Patch to add unicode support to trunk

giampaolo commented 10 years ago

From darren.w...@gmail.com on January 10, 2012 17:42:05

Hey guys - we've forked the code and ported the unicode support from the py3k 
branch over to it. I've rebased against trunk today and you can find our code 
here: https://github.com/iwebhosting/pyftpdlib/ Purpose of code changes on this 
branch: To add utf-8 support to trunk/python 2.x When reviewing my code 
changes, please focus on: We have one failing test that I'm not sure what to do 
with - test_oob_abor. 

One of these two tests may be incorrect. The Python 2 version sends 0xf4 0xff 
but the Python 3 version sends 0xc3 0xb4 0xc3 0xb4 - according to 
http://support.microsoft.com/kb/231866 it looks like it *should* be 0xff 0xf4 
(the *reverse* of the python 2 test) - which version should we attempt to get 
the code to pass?

Here's the 3k test: 
https://code.google.com/p/pyftpdlib/source/browse/branches/trunk-3k/test/test_ftpd.py#1563
 Also I've omitted test_wrong_encoding: 
https://code.google.com/p/pyftpdlib/source/browse/branches/trunk-3k/test/test_ftpd.py#2277
 It wasn't raising a UnicodeDecodeError because all of the bytes sent fit into 
utf-8. After the review, I'll merge this branch into: /trunk

Original issue: http://code.google.com/p/pyftpdlib/issues/detail?id=198

giampaolo commented 10 years ago

From g.rodola on January 10, 2012 09:44:02

Oh! This is interesting.
I took a quick look at what you've done.
Starting from py3k branch was a good idea but it shouldn't be imported into 
trunk as-is as it uses some statements which will work on python >= 2.6 only 
and we need to support python 2.4.
I mean this:

return b''.join(buffer)
self.set_terminator(b"\r\n")
...

Basically all the b'' occurrences must be replaced with ''.
Also, any other reference which refers to the python 3.x porting must be 
removed. Example:

str(line, 'utf8')

Other than that and your failing test issue, how's the status of this?
Have you tried it in production? 
With what encodings?

Basically, if you successfully manage to add UTF8 support in your branch and 
enrich the test suite to prove it works and doesn't break the current 
bytes-based implementation, the next step would consist in producing a patch 
from your branch and apply it to main pyftpdlib trunk.

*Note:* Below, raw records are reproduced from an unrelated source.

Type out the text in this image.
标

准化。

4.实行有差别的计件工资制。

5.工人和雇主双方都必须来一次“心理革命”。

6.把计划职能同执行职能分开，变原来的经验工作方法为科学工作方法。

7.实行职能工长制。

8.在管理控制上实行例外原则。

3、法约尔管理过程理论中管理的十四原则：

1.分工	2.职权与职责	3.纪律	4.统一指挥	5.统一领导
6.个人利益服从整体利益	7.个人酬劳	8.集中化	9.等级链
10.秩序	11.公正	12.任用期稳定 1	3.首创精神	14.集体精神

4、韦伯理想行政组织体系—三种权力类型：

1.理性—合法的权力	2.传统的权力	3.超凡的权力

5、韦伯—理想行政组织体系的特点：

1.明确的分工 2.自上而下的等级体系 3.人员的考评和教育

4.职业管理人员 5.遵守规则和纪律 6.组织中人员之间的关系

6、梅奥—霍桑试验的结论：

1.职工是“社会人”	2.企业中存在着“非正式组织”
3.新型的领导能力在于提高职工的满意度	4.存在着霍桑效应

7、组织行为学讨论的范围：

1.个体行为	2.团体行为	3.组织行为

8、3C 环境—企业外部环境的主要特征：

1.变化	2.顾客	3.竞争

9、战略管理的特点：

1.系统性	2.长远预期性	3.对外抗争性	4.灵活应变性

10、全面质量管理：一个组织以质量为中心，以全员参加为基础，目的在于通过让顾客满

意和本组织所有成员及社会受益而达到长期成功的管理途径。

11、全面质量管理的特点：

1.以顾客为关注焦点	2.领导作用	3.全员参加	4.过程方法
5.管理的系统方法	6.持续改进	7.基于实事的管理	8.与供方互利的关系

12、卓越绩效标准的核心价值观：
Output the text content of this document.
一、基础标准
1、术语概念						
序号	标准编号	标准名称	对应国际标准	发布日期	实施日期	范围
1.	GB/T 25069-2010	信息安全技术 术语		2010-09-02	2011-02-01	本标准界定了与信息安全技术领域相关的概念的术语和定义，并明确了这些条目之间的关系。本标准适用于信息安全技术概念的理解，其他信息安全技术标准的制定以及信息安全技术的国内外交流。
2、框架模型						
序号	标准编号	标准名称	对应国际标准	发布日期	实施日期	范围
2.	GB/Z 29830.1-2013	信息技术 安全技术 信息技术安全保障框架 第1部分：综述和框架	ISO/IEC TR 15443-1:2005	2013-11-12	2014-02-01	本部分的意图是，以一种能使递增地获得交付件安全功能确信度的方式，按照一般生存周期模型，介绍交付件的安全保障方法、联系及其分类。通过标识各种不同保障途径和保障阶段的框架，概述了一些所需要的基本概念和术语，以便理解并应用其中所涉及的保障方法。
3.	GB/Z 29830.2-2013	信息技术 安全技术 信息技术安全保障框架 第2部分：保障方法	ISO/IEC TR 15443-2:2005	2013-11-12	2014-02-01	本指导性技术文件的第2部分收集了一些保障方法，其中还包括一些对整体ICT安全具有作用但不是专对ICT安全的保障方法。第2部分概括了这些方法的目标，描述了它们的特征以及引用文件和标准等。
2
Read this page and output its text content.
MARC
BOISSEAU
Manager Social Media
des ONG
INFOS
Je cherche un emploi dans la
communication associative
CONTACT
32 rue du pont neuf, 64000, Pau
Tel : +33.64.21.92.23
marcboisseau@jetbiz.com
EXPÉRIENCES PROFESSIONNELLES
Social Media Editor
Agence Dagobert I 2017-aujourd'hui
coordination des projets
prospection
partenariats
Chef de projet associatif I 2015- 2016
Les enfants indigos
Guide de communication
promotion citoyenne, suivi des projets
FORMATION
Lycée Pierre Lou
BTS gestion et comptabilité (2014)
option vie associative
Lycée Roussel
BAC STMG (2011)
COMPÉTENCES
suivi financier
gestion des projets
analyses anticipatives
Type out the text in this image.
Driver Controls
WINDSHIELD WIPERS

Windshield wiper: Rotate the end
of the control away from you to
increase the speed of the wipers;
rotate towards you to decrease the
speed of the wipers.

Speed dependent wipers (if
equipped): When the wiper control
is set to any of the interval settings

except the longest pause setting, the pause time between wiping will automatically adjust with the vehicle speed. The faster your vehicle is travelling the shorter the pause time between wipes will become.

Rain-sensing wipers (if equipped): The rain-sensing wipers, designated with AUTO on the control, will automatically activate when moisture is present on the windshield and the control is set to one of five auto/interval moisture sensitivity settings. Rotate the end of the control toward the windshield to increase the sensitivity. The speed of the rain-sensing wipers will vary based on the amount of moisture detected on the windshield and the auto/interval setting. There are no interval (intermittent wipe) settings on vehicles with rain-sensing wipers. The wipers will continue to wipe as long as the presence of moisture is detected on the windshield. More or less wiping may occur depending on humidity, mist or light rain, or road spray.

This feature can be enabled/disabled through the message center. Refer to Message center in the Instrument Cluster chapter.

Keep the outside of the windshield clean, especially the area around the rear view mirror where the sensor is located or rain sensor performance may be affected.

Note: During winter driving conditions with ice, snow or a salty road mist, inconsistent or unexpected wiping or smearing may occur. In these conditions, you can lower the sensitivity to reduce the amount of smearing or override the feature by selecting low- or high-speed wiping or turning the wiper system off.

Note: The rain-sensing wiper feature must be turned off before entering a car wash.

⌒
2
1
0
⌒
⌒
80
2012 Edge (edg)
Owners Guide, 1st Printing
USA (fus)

giampaolo commented 10 years ago

From darren.w...@gmail.com on January 10, 2012 09:57:33

Yep, we're using it with a low volume of traffic and its working fine for us 
using utf-8. I wasnt aware of the >=python 2.4 requirement, I'll get that 
sorted and remove those shamelessly copied docstrings :)

There are a couple of tests (MKD and MSLT) but I'll put a few more in there now 
I'm more familiar with how the tests work - thanks for the feedback. We have 
ran through a suite of operations using Cyberduck and Filezilla though, and 
they're fine in those clients at least 
(upload/download/mkdir/list/rename/delete).

giampaolo commented 10 years ago

From darren.w...@gmail.com on January 11, 2012 02:50:42

Ok, I think thats covered what you asked for - tests pass (except for the 
oob_abor) on python 2.4-2.7 (tested on Ubuntu 2.6.38 x64). I've attached a 
patch against trunk - how does that look?

giampaolo commented 10 years ago

From darren.w...@gmail.com on January 11, 2012 02:55:12

Lets try that again :)

Attachment: unicode.patch

giampaolo commented 10 years ago

From g.rodola on January 11, 2012 13:56:54

I'm probably missing something but I extracted the tests from your patch (tests 
only, no changes to ftpserver.py) and they work fine with the current 
bytes-based version.
Tried with filezilla as a client, and I was able to delete:

127.0.0.1:41796 <== DELE ☃ci☃ao
127.0.0.1:41796 ==> 250 File removed.

I'm confused here. Wasn't that supposed to NOT work? =)
And yes, I admit I've never fully understood how to work with unicode in python.

giampaolo commented 10 years ago

From darren.w...@gmail.com on January 11, 2012 14:15:02

Heh, I'm not 100% sure either :)

When we forked the code before Christmas (October or so I think) it didnt work, 
maybe something has changed since then? We only rebased against trunk a few days ago.

giampaolo commented 10 years ago

From darren.w...@gmail.com on January 12, 2012 07:31:18

Ok, I see what's happened here. 
http://docs.python.org/howto/unicode.html#unicode-filenames listdir() will 
return unicode strings *if called* with a unicode string, which is what we were 
doing in our filesystem subclass. If we switch to byte strings, pyftpdlib 
doesn't care and the clients figure out the encoding on their own.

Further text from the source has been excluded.